Being an NRI at this point in time must be a great spot to be in. And especially for NRIs who wish to make investments in India as well as for those who want to sell investments made some time ago.

According to property consultants, Indian metro cities are seeing a good 15 to 20% year-on-year increase in property sales from NRIs in the past couple of years.
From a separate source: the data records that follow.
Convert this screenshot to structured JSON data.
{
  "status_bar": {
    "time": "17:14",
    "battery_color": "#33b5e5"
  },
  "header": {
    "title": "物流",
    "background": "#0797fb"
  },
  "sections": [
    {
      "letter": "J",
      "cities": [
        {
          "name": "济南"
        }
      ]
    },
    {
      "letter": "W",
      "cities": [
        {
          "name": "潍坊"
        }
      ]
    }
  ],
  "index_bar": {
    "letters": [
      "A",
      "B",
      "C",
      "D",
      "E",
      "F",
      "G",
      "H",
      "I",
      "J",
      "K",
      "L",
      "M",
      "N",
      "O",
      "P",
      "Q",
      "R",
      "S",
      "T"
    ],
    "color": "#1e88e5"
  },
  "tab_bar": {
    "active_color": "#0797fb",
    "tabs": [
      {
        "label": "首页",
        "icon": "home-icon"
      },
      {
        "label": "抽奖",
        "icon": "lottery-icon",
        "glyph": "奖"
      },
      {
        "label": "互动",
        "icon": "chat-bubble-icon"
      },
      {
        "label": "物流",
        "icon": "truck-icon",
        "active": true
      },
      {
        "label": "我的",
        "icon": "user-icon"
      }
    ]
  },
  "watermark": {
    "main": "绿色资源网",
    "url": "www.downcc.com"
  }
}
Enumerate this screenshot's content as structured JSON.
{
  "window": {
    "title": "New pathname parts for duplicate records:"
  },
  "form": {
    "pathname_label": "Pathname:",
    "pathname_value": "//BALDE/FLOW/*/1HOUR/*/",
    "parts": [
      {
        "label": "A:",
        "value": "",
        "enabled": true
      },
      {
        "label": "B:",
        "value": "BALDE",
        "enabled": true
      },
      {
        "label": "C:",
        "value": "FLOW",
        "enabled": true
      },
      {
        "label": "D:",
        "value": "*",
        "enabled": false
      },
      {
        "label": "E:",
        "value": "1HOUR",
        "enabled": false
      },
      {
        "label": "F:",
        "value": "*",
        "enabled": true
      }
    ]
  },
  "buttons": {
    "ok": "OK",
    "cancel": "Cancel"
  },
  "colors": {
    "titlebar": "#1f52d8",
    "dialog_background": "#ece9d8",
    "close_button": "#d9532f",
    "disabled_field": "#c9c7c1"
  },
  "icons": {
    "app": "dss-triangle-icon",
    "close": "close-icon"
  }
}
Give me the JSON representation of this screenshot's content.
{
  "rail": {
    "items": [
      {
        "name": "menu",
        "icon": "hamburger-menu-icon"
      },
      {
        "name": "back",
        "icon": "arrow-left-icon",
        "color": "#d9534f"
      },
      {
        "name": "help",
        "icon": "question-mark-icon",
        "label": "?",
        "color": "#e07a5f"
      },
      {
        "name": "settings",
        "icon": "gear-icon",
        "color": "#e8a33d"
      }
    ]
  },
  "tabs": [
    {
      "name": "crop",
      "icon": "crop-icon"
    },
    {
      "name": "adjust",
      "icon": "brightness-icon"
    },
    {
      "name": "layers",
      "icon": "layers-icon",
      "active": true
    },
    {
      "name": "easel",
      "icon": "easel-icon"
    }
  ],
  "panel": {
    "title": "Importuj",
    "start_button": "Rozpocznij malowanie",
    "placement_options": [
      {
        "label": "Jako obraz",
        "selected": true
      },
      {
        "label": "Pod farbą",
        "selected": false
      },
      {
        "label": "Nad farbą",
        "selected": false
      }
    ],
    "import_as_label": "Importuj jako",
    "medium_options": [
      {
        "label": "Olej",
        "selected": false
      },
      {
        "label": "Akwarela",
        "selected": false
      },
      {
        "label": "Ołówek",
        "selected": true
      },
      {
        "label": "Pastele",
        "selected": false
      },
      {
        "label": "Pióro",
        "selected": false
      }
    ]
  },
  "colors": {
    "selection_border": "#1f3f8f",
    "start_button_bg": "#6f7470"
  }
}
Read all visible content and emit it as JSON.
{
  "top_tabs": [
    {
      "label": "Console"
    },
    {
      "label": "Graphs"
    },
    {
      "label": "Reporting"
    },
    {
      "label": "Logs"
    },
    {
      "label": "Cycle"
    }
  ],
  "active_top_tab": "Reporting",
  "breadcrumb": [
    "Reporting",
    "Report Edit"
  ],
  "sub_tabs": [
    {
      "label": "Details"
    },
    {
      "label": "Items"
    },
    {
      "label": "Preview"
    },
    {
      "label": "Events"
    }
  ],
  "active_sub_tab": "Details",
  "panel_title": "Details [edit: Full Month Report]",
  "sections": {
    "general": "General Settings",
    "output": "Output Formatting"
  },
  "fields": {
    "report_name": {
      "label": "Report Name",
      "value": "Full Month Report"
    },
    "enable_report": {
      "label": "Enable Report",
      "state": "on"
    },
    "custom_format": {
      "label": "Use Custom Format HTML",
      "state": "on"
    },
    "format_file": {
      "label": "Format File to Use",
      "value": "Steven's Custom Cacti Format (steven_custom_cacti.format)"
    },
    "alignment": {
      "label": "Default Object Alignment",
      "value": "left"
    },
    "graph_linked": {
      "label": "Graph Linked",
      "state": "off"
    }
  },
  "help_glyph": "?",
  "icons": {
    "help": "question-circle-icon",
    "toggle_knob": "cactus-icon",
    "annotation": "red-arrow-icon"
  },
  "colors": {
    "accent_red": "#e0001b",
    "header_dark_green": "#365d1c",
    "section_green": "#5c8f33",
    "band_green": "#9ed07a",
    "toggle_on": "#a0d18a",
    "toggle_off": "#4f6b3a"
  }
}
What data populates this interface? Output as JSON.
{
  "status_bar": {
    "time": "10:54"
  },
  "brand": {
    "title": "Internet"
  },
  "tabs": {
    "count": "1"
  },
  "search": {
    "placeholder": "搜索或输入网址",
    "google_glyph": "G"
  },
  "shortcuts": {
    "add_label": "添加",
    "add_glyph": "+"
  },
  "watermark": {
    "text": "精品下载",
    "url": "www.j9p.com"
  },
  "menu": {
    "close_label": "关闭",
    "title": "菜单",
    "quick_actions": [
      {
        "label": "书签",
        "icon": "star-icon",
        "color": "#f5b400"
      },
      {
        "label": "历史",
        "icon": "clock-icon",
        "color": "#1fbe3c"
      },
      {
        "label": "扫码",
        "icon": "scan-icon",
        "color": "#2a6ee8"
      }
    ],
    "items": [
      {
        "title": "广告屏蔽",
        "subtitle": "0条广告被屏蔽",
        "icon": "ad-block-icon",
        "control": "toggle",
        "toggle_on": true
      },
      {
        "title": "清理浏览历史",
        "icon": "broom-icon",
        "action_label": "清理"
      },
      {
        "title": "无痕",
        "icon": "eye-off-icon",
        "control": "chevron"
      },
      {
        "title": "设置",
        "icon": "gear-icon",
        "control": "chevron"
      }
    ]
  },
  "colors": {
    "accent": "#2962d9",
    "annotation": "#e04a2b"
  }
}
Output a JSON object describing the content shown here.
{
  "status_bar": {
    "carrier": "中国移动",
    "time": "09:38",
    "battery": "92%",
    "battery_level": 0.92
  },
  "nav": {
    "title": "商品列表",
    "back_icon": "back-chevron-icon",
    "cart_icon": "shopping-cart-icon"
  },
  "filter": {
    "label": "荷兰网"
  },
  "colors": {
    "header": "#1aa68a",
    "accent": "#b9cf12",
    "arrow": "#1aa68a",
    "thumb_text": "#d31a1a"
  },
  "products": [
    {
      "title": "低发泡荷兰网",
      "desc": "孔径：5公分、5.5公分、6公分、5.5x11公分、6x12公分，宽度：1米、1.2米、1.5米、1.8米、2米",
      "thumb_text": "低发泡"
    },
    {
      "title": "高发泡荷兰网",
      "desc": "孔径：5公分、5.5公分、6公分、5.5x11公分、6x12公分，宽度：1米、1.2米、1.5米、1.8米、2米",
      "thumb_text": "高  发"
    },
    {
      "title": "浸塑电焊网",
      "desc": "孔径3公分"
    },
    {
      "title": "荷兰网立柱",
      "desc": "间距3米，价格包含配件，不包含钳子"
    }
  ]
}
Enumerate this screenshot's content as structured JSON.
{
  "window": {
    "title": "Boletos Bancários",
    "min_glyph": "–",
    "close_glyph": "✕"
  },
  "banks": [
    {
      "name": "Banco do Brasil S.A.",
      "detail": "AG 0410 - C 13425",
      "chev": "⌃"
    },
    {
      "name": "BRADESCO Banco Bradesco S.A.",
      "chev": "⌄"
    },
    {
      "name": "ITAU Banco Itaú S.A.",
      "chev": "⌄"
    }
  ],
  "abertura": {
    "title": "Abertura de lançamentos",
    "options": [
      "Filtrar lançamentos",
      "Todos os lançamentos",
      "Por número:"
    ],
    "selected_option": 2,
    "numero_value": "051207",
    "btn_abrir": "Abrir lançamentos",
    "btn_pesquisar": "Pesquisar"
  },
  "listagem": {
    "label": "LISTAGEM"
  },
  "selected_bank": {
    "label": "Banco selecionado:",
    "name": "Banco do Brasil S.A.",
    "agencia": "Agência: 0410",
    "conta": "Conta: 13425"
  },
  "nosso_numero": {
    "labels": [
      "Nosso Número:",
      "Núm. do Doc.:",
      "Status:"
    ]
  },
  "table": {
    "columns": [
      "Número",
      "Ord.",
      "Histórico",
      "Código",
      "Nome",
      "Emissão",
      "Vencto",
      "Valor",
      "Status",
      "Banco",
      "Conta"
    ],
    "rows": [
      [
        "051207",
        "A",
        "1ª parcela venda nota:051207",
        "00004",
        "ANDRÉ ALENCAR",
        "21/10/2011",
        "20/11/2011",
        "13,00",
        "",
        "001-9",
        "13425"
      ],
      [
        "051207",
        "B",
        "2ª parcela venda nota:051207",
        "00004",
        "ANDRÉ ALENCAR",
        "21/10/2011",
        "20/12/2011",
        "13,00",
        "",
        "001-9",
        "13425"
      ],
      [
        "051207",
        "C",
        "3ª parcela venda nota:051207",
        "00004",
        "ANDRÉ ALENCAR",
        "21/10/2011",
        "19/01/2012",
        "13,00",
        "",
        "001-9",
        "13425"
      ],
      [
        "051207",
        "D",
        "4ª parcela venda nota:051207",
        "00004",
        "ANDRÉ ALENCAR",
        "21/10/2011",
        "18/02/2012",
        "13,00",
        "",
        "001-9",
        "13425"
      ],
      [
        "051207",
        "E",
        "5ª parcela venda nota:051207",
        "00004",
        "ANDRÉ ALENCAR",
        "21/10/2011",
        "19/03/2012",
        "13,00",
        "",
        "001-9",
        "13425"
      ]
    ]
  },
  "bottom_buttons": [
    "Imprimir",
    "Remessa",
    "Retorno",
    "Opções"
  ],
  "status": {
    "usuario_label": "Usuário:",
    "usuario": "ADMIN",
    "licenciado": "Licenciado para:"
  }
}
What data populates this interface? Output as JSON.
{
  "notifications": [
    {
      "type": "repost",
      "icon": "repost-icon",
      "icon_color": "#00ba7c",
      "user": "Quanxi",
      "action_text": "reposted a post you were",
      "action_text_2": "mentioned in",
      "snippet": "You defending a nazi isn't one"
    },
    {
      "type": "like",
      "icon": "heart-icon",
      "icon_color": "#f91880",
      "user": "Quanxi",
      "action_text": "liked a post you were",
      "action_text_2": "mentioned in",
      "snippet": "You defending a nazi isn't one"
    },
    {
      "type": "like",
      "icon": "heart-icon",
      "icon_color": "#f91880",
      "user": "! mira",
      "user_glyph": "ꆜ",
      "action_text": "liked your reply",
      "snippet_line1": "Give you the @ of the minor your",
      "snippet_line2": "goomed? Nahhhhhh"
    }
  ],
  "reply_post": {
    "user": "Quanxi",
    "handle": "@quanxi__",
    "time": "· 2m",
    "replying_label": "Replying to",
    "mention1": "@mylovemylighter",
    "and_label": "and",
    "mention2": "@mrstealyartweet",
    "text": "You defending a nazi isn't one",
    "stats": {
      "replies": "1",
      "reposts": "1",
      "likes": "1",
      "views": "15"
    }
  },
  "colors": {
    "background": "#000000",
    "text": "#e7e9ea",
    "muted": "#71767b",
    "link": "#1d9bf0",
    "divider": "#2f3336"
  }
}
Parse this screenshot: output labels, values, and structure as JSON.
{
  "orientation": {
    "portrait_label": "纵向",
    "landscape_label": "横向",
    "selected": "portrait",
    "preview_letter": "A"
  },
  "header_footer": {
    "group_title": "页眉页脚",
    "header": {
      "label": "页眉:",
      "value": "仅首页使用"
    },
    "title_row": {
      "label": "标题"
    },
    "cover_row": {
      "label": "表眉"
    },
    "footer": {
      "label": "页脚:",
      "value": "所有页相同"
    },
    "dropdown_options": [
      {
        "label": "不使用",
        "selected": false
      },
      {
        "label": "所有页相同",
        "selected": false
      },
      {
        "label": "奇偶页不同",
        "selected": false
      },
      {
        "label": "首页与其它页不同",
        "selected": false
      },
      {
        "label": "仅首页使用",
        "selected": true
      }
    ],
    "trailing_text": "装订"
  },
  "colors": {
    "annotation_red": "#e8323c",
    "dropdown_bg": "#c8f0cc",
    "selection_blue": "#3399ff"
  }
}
This is on the back of a constant rise in property prices in the metro cities.

According to data, the residential index of National Housing Bank, prices in Mumbai and Delhi have shot up by 27 and 30% between March 2016 and March 2018. While many NRIs are still mulling and some even selling their properties, it’s important they know how they will be taxed according to NRI tax rules on such a transaction.

If a resident Indian or a Non-Resident Indian (NRI) sells a property in India after holding it for a period of more than two years, then long term capital gains tax will be applicable as per NRI taxation.

While taxation is the same for both parties, there is a difference in the way Tax-Deducted at Source (TDS) is calculated.

NRI tax rules state that NRI selling property in India has the right to apply to the assessing officer for certificate of non-deduction or lower tax deduction. That is for deducting his TDS only on the capital gains. He can make this application because if the TDS rate of the highest percentage is applied to the sale price, then the NRI may end up getting less return than what he had invested.

In other words, the TDS including surcharge will be calculated only on the capital gains and not on the sale price which will not erode his profits, if any. If this gets approved by the Income Tax office, then the buyer of the NRI’s property can make payment to him in full (i.e.: sale price), whereas a certificate of (TDS on capital gains) will be issued separately to the NRI.

This procedure takes about 10-30 Days and will require the NRI to submit some key documents like his sale-agreement, PAN, income tax returns, bank statements, and so on. Hence, hiring an experienced chartered accountant with dedicated knowledge on NRI Taxation matters in India would work in his benefit to ensure a smoother transaction.

First, deduct the expenses incurred by NRI from the sale price, which will give you the net selling price of the property. Expenses incurred can include legal fees, transfer fees, development done for sale, etc. Then, the difference between this and the indexed cost of purchase will be your capital gains.

However, as an NRI you can save this TDS as well.

One way of getting this NRI TDS waiver is if the NRI re-invests these capital gains made from the sale of property in another property or in tax-free bonds. In such cases, as per NRI taxation, the NRI will be exempt from tax in India, and no TDS will be deducted either. For this, they will have to apply for a tax exemption certificate under Section 195 of the income tax act.

Whereas, if the NRI decides to sell that property within two years, then he will have to pay short-term capital gains tax according to the tax-bracket he falls under along with a fixed rate of TDS respectively.

As an NRI, he can ask his CA to file form 15 CA & CB electronically which will state that the NRI has no tax-liability and can remit this money back to his country now. If he doesn’t wish to repatriate the money, he can keep it in his Indian bank’s NRO account. However, according to RBI guidelines repatriation of such funds per financial year should not exceed $1 million.